HIM-PRS architecture

3 Experimental Results and Analysis

In this section we will show a performance test of HIM and a patent recommendation example. We utilize total 14 intel dual core machines for running our experiment. Machines equipped with 2 GB memory work as HIM-PRS Control Node and HIM Master Node respectively. And the rest machines work as slave nodes. All machines are connected through a 100Mbit switch. Approximate 106 GB patent data which includes 1328892 patent documents collected from Google bulk data have been uploaded to our HIM-PRS before our experiments.

Figure 3 shows the query time of different block size. The blue line represents query time of using non-indexed data block while the red line represents using indexed date block. Obviously, as the data size growth, the query time for data in non-indexed blocks increases linearly. In the other side, using indexed blocks the query time increases slightly. The non-indexed approach represents the original Hadoop solution. Our proposed HIM approach performs a better data query performance than the original Hadoop approach. Considering time for job preparation, jobs launching on top of HIM perform at least 2 times faster than original Hadoop. On top of HIM testbed, we built a HIM-PRS prototype. Currently we utilize WordNet [19] as our local knowledge base and DBpedia [20] as our remote knowledge base. In our example, we try “cloud computing” as our input key word.

Fig. 3.
figure 3

Data query time for different block size

Our proposed system utilizes a SPARQL query to query word “cloud” from local knowledge base WordNet.
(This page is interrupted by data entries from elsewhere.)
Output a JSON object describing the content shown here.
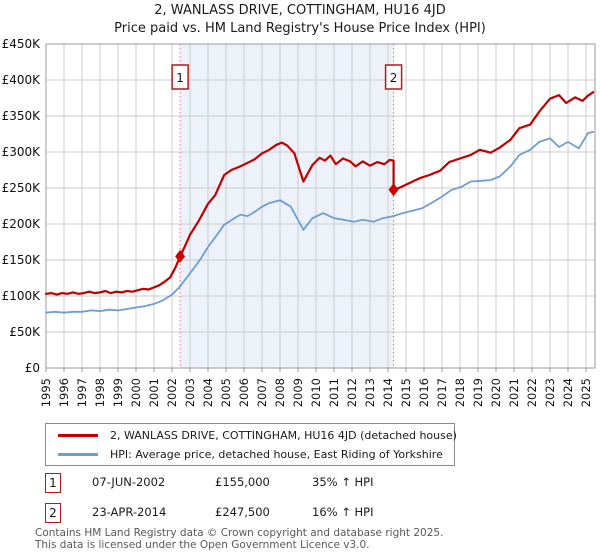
{
  "title": "2, WANLASS DRIVE, COTTINGHAM, HU16 4JD",
  "subtitle": "Price paid vs. HM Land Registry's House Price Index (HPI)",
  "colors": {
    "price_paid_line": "#c00000",
    "hpi_line": "#6d9dd1",
    "marker": "#cc0000",
    "event_line": "#e87272",
    "event_box_border": "#b21a1a",
    "shaded_band": "#edf2fa",
    "grid": "#cccccc",
    "plot_border": "#999999"
  },
  "chart_data": {
    "type": "line",
    "x_range": [
      1995,
      2025.5
    ],
    "y_range_k": [
      0,
      450
    ],
    "grid": true,
    "x_ticks": [
      1995,
      1996,
      1997,
      1998,
      1999,
      2000,
      2001,
      2002,
      2003,
      2004,
      2005,
      2006,
      2007,
      2008,
      2009,
      2010,
      2011,
      2012,
      2013,
      2014,
      2015,
      2016,
      2017,
      2018,
      2019,
      2020,
      2021,
      2022,
      2023,
      2024,
      2025
    ],
    "y_tick_values_k": [
      0,
      50,
      100,
      150,
      200,
      250,
      300,
      350,
      400,
      450
    ],
    "y_tick_labels": [
      "£0",
      "£50K",
      "£100K",
      "£150K",
      "£200K",
      "£250K",
      "£300K",
      "£350K",
      "£400K",
      "£450K"
    ],
    "shaded_region_x": [
      2002.45,
      2014.31
    ],
    "series": [
      {
        "name": "2, WANLASS DRIVE, COTTINGHAM, HU16 4JD (detached house)",
        "color": "#c00000",
        "width": 2.2,
        "points_year_valueK": [
          [
            1995.0,
            103
          ],
          [
            1995.3,
            104
          ],
          [
            1995.6,
            102
          ],
          [
            1995.9,
            104
          ],
          [
            1996.2,
            103
          ],
          [
            1996.5,
            105
          ],
          [
            1996.8,
            103
          ],
          [
            1997.1,
            104
          ],
          [
            1997.4,
            106
          ],
          [
            1997.7,
            104
          ],
          [
            1998.0,
            105
          ],
          [
            1998.3,
            107
          ],
          [
            1998.6,
            104
          ],
          [
            1998.9,
            106
          ],
          [
            1999.2,
            105
          ],
          [
            1999.5,
            107
          ],
          [
            1999.8,
            106
          ],
          [
            2000.1,
            108
          ],
          [
            2000.4,
            110
          ],
          [
            2000.7,
            109
          ],
          [
            2001.0,
            112
          ],
          [
            2001.3,
            115
          ],
          [
            2001.6,
            120
          ],
          [
            2001.9,
            126
          ],
          [
            2002.2,
            140
          ],
          [
            2002.45,
            155
          ],
          [
            2002.7,
            168
          ],
          [
            2003.0,
            185
          ],
          [
            2003.5,
            205
          ],
          [
            2004.0,
            228
          ],
          [
            2004.4,
            240
          ],
          [
            2004.9,
            268
          ],
          [
            2005.3,
            275
          ],
          [
            2005.8,
            280
          ],
          [
            2006.2,
            285
          ],
          [
            2006.6,
            290
          ],
          [
            2007.0,
            298
          ],
          [
            2007.4,
            303
          ],
          [
            2007.8,
            310
          ],
          [
            2008.1,
            313
          ],
          [
            2008.4,
            309
          ],
          [
            2008.8,
            298
          ],
          [
            2009.3,
            259
          ],
          [
            2009.8,
            282
          ],
          [
            2010.2,
            292
          ],
          [
            2010.5,
            288
          ],
          [
            2010.8,
            295
          ],
          [
            2011.1,
            283
          ],
          [
            2011.5,
            291
          ],
          [
            2011.9,
            287
          ],
          [
            2012.2,
            280
          ],
          [
            2012.6,
            287
          ],
          [
            2013.0,
            281
          ],
          [
            2013.4,
            286
          ],
          [
            2013.8,
            283
          ],
          [
            2014.1,
            289
          ],
          [
            2014.31,
            288
          ],
          [
            2014.31,
            247.5
          ],
          [
            2014.7,
            251
          ],
          [
            2015.2,
            257
          ],
          [
            2015.8,
            264
          ],
          [
            2016.3,
            268
          ],
          [
            2016.9,
            274
          ],
          [
            2017.4,
            286
          ],
          [
            2018.0,
            291
          ],
          [
            2018.6,
            296
          ],
          [
            2019.1,
            303
          ],
          [
            2019.7,
            299
          ],
          [
            2020.2,
            306
          ],
          [
            2020.8,
            317
          ],
          [
            2021.3,
            333
          ],
          [
            2021.9,
            338
          ],
          [
            2022.4,
            356
          ],
          [
            2023.0,
            374
          ],
          [
            2023.5,
            379
          ],
          [
            2023.9,
            368
          ],
          [
            2024.4,
            376
          ],
          [
            2024.8,
            371
          ],
          [
            2025.1,
            378
          ],
          [
            2025.4,
            383
          ]
        ]
      },
      {
        "name": "HPI: Average price, detached house, East Riding of Yorkshire",
        "color": "#6d9dd1",
        "width": 1.8,
        "points_year_valueK": [
          [
            1995.0,
            77
          ],
          [
            1995.5,
            78
          ],
          [
            1996.0,
            77
          ],
          [
            1996.5,
            78
          ],
          [
            1997.0,
            78
          ],
          [
            1997.5,
            80
          ],
          [
            1998.0,
            79
          ],
          [
            1998.5,
            81
          ],
          [
            1999.0,
            80
          ],
          [
            1999.5,
            82
          ],
          [
            2000.0,
            84
          ],
          [
            2000.5,
            86
          ],
          [
            2001.0,
            89
          ],
          [
            2001.5,
            94
          ],
          [
            2002.0,
            102
          ],
          [
            2002.4,
            112
          ],
          [
            2002.8,
            125
          ],
          [
            2003.2,
            138
          ],
          [
            2003.6,
            152
          ],
          [
            2004.0,
            168
          ],
          [
            2004.5,
            185
          ],
          [
            2004.9,
            199
          ],
          [
            2005.4,
            207
          ],
          [
            2005.8,
            213
          ],
          [
            2006.2,
            211
          ],
          [
            2006.6,
            217
          ],
          [
            2007.0,
            224
          ],
          [
            2007.4,
            229
          ],
          [
            2008.0,
            233
          ],
          [
            2008.6,
            224
          ],
          [
            2009.3,
            192
          ],
          [
            2009.8,
            208
          ],
          [
            2010.4,
            215
          ],
          [
            2011.0,
            208
          ],
          [
            2011.5,
            206
          ],
          [
            2012.1,
            203
          ],
          [
            2012.6,
            206
          ],
          [
            2013.2,
            203
          ],
          [
            2013.7,
            208
          ],
          [
            2014.3,
            211
          ],
          [
            2014.8,
            215
          ],
          [
            2015.3,
            218
          ],
          [
            2015.9,
            222
          ],
          [
            2016.4,
            229
          ],
          [
            2017.0,
            238
          ],
          [
            2017.5,
            247
          ],
          [
            2018.1,
            252
          ],
          [
            2018.6,
            259
          ],
          [
            2019.2,
            260
          ],
          [
            2019.7,
            261
          ],
          [
            2020.2,
            266
          ],
          [
            2020.8,
            280
          ],
          [
            2021.3,
            296
          ],
          [
            2021.9,
            303
          ],
          [
            2022.4,
            314
          ],
          [
            2023.0,
            319
          ],
          [
            2023.5,
            307
          ],
          [
            2024.0,
            314
          ],
          [
            2024.6,
            305
          ],
          [
            2025.1,
            326
          ],
          [
            2025.4,
            328
          ]
        ]
      }
    ],
    "sale_markers": [
      {
        "label": "1",
        "x_year": 2002.45,
        "value_k": 155
      },
      {
        "label": "2",
        "x_year": 2014.31,
        "value_k": 247.5
      }
    ]
  },
  "legend": {
    "items": [
      {
        "label": "2, WANLASS DRIVE, COTTINGHAM, HU16 4JD (detached house)"
      },
      {
        "label": "HPI: Average price, detached house, East Riding of Yorkshire"
      }
    ]
  },
  "annotations": [
    {
      "num": "1",
      "date": "07-JUN-2002",
      "price": "£155,000",
      "hpi": "35% ↑ HPI"
    },
    {
      "num": "2",
      "date": "23-APR-2014",
      "price": "£247,500",
      "hpi": "16% ↑ HPI"
    }
  ],
  "footer": {
    "line1": "Contains HM Land Registry data © Crown copyright and database right 2025.",
    "line2": "This data is licensed under the Open Government Licence v3.0."
  }
}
Similarly, we query the word “computing” also. Combined results of previous queries, we get a group of external keywords. Then, we send a query about “cloud computer” to remote knowledge base which is provided by DBpedia project through SPARQL. We get another group of semantic related words. By combining both groups of words, we have our final keywords. Finally, we searching patents which contain those keywords and ranking them based on our prior art analysis result. Based on system patents 7225249 and patent 8341462. The first patent claims a web based application which works under a PaaS pattern and the second patent claims a cloud provisioning technology. Both them are related with cloud computing topic and none of them shown in google patent searching page.

4 Conclusion

In this paper, we present a patent recommendation service system which is built on top of a performance enhanced Hadoop platform: HIM. Our proposed system performs a better patent data query performance. Meanwhile, our proposed system considers the semantic meaning of input keywords for patent recommendation.
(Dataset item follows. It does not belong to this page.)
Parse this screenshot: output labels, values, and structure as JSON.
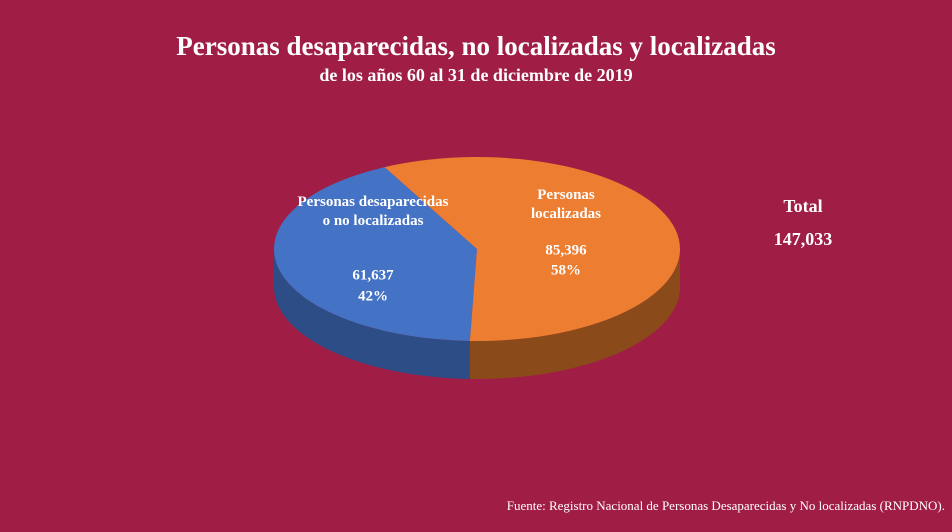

We compare our platform with original Hadoop platform and google patent searching service. Our system shows a better data query performance than original Hadoop. However, if the query word is not indexed, our query will still as same as original Hadoop. In fact, if we build index for all data, the index size will be incredible. Thus to balance the size of index and performance of querying data is a new challenge for index based MapReduce platform and which is our future work.